Zero: A Nullography

I'm making my way through Charles Seife's Zero. It is a very lucid and well-illustrated little book. It is also much more than I anticipated, in that it is a complete primer on the history of mathematics, rather just a "cultural compendium" on the notion and uses of zero. Seife, who holds an MA in mathematics from Yale, does a very good job demystifying calculus. Unlike some pop-science writers, Seife does not convey a chummy, conspiratorial tone, as if every reader should find the intricacies and mystique of arcane thinkers' thought processes as fascinating as… well, as those thinkers did. You won't find Seife writing sentences that sound like "Now, to REALLY grasp what Leibniz was after, you need to take a step back and look at blah blah blah." Instead, Seife just says what Leibniz did with calculus (and Newton with his fluxions). For example, need it be any more difficult to explain calculus than to say, as Seife does, that differential equations are the tangent-by-tangent analysis of a curve, while integrals are the area under that curve? I think not, and hence, I found Seife's brutally pellucid definitions invaluable.

It's the first time I have been on such copacetic terms with calculus since I took calc my freshmen year at U of C. In that course, once I saw that calculus is just a formalized way to talk about real objects and events, I could see not only its obvious utility, but also, more important, its basically narrative nature. Each problem is a story and each value is a character with its own ends and means. The solution is simply the tale that is told about their competing goals on a common slice of the Cartesian-plane world. A differential equation is a snapshot of the action at one point on the story arc, while an integral is a summary of the entire tale from a higher vantage point (at which one can see the whole surface area, or plot, under the story curve). Seeing calculus "again for the first time" re-inspires me to approach it as just something learned with much practice; hopefully someday this side of the veil I can get to my Big Book of Calculus Problems. And through my various Latin and Greek textbooks. Sigh.
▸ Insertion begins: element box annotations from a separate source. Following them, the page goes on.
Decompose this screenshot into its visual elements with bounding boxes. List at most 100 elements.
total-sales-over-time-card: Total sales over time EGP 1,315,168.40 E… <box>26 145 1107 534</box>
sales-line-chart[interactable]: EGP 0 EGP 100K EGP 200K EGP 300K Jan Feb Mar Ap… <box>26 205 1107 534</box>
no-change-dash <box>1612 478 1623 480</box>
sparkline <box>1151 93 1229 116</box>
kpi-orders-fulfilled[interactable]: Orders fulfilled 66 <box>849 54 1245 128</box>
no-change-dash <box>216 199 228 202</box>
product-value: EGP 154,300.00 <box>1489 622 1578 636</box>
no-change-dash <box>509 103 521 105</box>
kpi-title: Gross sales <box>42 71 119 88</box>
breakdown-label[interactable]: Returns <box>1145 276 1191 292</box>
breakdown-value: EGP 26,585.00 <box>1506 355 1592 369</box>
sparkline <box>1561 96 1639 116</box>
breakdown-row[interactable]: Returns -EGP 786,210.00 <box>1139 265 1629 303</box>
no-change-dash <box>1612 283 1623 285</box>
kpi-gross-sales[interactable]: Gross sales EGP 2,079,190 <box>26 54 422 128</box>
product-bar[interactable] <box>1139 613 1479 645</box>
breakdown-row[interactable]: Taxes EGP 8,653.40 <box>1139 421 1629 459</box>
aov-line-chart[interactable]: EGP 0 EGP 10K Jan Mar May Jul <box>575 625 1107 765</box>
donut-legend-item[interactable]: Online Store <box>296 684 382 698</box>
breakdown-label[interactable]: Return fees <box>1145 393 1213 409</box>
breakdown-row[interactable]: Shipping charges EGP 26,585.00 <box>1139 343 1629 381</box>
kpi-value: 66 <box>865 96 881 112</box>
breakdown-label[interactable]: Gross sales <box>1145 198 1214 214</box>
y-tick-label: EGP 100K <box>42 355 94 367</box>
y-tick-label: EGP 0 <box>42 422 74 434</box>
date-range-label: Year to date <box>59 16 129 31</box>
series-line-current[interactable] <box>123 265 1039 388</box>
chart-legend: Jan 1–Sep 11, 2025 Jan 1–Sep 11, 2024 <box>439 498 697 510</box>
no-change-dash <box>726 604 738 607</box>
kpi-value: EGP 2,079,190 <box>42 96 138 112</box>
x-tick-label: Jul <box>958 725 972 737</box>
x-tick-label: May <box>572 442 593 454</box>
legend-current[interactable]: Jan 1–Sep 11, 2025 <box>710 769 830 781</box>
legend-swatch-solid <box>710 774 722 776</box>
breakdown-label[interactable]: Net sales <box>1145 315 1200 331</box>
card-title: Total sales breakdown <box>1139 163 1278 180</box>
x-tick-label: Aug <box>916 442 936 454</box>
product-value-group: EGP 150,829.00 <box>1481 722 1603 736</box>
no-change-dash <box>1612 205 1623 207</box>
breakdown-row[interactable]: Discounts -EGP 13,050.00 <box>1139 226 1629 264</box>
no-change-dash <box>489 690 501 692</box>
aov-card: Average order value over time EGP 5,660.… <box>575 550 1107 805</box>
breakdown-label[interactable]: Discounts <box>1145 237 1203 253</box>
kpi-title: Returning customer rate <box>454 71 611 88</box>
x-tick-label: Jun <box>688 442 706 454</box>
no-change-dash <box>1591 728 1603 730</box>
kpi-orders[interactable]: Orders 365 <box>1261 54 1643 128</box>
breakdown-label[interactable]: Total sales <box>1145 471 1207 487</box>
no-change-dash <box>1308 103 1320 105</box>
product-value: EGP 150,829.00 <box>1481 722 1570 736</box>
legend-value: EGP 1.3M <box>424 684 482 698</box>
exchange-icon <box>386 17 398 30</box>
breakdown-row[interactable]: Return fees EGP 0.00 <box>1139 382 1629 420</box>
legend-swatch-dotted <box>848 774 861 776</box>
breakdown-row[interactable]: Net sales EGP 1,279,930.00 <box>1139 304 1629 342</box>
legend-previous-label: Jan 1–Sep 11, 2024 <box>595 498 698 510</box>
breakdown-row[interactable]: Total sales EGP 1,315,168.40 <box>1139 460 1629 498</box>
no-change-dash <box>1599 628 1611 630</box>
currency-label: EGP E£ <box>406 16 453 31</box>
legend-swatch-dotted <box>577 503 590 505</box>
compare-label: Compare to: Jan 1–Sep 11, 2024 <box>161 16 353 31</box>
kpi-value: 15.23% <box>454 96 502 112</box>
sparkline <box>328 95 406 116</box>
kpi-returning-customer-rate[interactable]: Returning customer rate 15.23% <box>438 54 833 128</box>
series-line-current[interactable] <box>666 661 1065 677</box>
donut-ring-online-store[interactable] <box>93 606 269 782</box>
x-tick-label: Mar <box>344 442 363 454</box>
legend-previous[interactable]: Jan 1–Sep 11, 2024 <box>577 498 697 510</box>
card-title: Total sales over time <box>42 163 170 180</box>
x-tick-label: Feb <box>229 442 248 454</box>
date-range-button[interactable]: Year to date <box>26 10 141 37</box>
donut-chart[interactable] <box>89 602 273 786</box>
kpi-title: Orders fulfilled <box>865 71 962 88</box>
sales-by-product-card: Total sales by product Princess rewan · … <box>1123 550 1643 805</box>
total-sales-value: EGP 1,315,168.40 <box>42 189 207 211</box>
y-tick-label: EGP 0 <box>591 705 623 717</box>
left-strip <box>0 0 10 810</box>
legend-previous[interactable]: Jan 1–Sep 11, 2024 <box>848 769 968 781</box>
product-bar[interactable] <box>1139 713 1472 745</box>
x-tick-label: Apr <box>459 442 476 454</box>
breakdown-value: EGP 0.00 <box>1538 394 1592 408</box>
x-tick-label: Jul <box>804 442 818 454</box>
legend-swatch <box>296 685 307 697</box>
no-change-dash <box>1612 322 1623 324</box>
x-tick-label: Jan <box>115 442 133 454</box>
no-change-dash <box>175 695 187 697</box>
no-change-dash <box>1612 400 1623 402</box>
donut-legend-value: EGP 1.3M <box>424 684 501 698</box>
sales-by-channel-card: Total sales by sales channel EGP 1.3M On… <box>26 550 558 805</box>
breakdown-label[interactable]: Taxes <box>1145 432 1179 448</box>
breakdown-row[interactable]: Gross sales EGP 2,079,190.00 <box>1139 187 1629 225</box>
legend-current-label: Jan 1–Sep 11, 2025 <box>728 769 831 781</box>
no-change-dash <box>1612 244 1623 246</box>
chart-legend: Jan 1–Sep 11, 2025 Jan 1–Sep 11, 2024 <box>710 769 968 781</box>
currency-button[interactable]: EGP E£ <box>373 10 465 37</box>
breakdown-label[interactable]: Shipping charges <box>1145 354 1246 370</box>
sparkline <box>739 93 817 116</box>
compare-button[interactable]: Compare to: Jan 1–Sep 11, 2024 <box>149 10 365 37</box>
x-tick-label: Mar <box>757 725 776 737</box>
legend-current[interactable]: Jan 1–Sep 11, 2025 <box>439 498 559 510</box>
Having said all that in favor of Seife's book, I will note just a couple weak points in it. First, in one single paragraph he does manage to condense the standard religion-is-opposed-to-science canards, specifically by conscripting Giordano and Galileo as alleged martyrs of science at the hands of religious obscurantists. He gets it right by saying an attack on Aristotle [and his denial of a cosmic void] was considered an attack on the church", but then fails to explicate how Aristotelian cosmology was no more the church's philosophy than anyone else's; it was simply the default cosmology. Only when Galileo insisted his findings demanded the church subject its dogmatic autonomy to the transient, private competence of science––and thus ceding ground to the Reformers' view of Scripture and Tradition––did he, a lifelong pious Catholic, raise the ire of leading clerics for more than intellectual reasons. Prior to that, he had been warmly accepted and supported by the pope and numerous clerics. Because his views challenged the hegemony of both secular and religious Aristotelian scholars, they collaborated to sully his reputation, and then force him into a more combative, reckless position, whereupon he did draw censure from the Church. As for Bruno, well, to call him a martyr of science is more or less equal to hallowing Deepak-Chopraism as "science". Not only was Bruno's grasp of science apparently quite mediocre, but also Kepler and Galileo wrote disapprovingly of Bruno's claims, largely because he was hijacking their already controversial science for his own literally esoteric homiletic (and rabble-rousing) purposes. For more about these issues, I recommend Thomas Lessl's "The Galileo Legend" and Stanley Jaki's "Giordano Bruno: Martyr for Science?" and "Galileo Lessons".

One other glaring problem Seife ignores has to do with the incredible correspondence between our mathematical reasoning and spatiotemporal reality. Seife glides by this matter thus: "Nature speaks in equations. It is an odd coincidence." That is an understatement of enormous magnitude. The conformability between our ability to perform formal mathematical operations, even if removed from physical reality, and the ability of those operations to describe reality, point strongly to an immanent validity in mathematics. Mark Steiner, in The Applicability of Mathematics as a Philosophical Problem, and Russell Howell in "Does Mathematical Beauty Pose Problems for Naturalism?" both elucidate this point better than I can. For someone who loves math as much as Seife does, it was disappointing to see him trivialize the implicitly transcendent link between "mere math" and the beauty of physical reality. If man's mind were not created to grasp such physical reality in the language of math, it is hard to explain how, on purely Darwinian terms, Homo sapiens sapiens can make the mental leap from crude anthropocentric physics and geometry to such abstract vision, considering that grand metamathematical insight has no value for the sheer transmission of genes.